# When y is negative in linear regression?

1. Jan 28, 2014

### xeon123

I am using linear regression to predict 'y' based on 8 variables.
With my example, most the Betas that I got are negative. So, y, the value to predict, is negative.
To my data, y is a time in seconds, so I think it shouldn't be negative.

I my example in python, and I want to know if y should be negative, even when y is seconds, or my code is not correct.

Is is possible that y can be negative?

2. Jan 28, 2014

### SteamKing

Staff Emeritus
It's not clear what you mean by a linear regression with 8 variables. Does this mean you are using 8 data points?

3. Jan 29, 2014

### xeon123

I mean that I use 8 independent variables to get y.

y = Beta1*x1 + Beta2*x2 + Beta3*x3 + Beta4*x4 + Beta5*x5 + Beta6*x6 + Beta7*x7 + Beta8*x8

And when I calculate the Betas to get a predicted y, \hat{y}, some of them are negative, making \hat{y} negative.

Last edited: Jan 29, 2014
4. Jan 29, 2014

### Office_Shredder

Staff Emeritus
Have you checked the statistical significance of those betas? If some of them are just noise then you would expect to get nonsense results.

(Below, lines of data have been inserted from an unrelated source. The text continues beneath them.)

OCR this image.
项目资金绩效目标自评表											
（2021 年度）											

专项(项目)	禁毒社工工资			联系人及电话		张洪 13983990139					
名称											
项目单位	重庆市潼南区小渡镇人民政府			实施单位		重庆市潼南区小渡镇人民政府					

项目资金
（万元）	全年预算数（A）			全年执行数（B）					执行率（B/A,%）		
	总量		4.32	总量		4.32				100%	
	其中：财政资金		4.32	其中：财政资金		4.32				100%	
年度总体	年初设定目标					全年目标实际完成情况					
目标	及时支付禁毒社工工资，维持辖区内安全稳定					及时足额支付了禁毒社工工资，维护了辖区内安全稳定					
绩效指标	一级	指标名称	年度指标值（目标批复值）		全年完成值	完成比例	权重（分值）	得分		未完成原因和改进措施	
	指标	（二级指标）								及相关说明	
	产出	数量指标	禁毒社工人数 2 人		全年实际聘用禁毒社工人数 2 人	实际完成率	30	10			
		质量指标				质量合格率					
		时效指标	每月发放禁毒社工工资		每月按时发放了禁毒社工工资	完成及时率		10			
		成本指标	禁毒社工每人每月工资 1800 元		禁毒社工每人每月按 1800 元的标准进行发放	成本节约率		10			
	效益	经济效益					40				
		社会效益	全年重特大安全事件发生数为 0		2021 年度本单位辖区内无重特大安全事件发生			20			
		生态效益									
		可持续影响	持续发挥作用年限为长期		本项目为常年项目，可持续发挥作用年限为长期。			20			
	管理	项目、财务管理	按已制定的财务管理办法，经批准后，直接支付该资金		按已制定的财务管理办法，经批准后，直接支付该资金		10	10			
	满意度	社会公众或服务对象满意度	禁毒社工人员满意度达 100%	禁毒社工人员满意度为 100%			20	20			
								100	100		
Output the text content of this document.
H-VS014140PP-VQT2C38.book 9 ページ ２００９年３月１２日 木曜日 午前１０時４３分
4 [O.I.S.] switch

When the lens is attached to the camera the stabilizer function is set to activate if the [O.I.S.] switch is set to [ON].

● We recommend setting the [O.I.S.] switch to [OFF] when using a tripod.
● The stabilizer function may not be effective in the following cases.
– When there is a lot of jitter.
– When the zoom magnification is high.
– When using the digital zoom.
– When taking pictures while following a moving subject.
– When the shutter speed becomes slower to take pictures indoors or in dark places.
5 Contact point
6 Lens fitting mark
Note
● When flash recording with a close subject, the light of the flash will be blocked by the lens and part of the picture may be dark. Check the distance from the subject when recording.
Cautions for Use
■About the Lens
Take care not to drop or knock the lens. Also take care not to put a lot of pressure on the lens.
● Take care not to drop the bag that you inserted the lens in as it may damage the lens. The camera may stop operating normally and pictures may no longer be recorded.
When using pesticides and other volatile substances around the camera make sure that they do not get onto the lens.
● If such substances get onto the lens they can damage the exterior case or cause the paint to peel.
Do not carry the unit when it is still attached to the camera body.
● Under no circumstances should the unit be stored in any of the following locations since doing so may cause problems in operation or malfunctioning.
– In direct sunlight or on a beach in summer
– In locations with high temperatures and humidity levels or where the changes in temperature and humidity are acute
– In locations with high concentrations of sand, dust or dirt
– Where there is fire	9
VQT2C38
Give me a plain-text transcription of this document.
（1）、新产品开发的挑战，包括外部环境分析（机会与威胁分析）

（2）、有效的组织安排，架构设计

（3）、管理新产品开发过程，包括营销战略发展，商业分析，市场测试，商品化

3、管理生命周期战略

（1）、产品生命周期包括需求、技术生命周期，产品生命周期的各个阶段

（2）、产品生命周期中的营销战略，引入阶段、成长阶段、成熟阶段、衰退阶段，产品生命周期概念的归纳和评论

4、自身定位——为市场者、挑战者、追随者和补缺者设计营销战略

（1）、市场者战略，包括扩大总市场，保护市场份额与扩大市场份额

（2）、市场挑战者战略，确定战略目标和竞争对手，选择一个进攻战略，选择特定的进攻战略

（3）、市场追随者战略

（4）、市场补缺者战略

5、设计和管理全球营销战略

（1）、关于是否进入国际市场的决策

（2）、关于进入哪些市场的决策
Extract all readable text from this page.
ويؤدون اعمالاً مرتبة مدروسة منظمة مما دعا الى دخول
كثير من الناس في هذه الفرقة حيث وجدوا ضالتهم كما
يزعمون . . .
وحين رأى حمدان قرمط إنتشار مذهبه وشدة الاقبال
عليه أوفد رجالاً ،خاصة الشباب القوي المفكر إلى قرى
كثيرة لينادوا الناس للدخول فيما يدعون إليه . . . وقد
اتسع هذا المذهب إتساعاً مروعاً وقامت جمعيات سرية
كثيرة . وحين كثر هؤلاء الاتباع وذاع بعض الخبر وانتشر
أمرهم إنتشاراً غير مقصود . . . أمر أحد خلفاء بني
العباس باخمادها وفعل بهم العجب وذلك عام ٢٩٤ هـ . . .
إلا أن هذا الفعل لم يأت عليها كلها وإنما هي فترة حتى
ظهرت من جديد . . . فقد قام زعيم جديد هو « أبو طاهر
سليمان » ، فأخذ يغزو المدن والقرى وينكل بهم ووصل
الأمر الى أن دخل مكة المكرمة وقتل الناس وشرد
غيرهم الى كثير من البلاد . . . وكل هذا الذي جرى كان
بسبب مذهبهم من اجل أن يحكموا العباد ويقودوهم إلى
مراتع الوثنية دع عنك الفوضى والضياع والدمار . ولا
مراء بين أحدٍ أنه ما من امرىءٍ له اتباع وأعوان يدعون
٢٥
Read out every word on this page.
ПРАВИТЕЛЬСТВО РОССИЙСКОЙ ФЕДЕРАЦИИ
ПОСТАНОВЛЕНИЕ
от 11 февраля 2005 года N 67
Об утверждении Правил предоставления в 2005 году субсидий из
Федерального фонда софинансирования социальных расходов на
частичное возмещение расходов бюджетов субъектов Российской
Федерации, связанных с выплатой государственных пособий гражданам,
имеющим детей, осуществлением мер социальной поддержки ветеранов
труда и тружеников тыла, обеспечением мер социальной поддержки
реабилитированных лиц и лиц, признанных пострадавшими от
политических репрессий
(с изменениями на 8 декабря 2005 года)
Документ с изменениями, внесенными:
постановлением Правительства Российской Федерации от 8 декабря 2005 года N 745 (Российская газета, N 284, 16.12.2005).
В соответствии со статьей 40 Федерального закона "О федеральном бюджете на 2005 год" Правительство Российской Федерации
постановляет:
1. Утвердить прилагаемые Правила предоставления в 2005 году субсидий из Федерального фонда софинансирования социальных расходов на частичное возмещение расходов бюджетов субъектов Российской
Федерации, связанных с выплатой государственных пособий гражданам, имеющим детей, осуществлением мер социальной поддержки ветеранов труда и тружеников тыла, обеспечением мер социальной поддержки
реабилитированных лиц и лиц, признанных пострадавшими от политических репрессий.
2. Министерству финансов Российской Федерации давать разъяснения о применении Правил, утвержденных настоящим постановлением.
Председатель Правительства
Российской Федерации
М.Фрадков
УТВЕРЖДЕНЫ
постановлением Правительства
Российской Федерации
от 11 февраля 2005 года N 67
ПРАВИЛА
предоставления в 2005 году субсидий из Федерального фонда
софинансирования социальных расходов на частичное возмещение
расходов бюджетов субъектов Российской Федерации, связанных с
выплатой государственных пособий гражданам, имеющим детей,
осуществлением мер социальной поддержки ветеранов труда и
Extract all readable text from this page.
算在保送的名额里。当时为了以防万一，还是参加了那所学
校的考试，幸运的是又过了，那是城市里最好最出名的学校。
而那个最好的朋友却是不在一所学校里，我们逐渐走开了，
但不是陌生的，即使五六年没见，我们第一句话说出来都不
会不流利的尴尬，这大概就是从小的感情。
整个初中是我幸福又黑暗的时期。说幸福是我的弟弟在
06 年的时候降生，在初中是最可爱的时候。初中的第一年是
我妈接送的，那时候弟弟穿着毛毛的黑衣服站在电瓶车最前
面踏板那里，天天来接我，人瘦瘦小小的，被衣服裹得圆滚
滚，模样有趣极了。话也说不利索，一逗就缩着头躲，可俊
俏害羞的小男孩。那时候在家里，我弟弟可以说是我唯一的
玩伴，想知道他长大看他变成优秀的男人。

Even then statistical modeling with a linear fit is never going to be a perfect, it is entirely possible that if x1 is larger that the timing of y will be shorter, causing a negative Beta1 to appear. At that point you might question whether a linear model is a good one to use for the x1 variable.

5. Jan 29, 2014

### FactChecker

A lot of statistics packages have stepwise regression algorithms. They start with a constant and the most significant independent variable (say Xm): Y = Beta0 + Betam * Xm. Then, one by one, add in the next most significant term, then the next, etc., till there are no statistically significant terms to add. That will allow you to include only those terms that are statistically significant.

If you know that Y can never be negative, you might want to try a model that will never go negative, like Y = exp( Beta0 + Beta1 * X1). For that, do a stepwise linear regression using the natural log of the Y data. That will give an expression ln(Y) = Beta0 + Beta1 * X1. Many statistics packages have these types of regressions as options.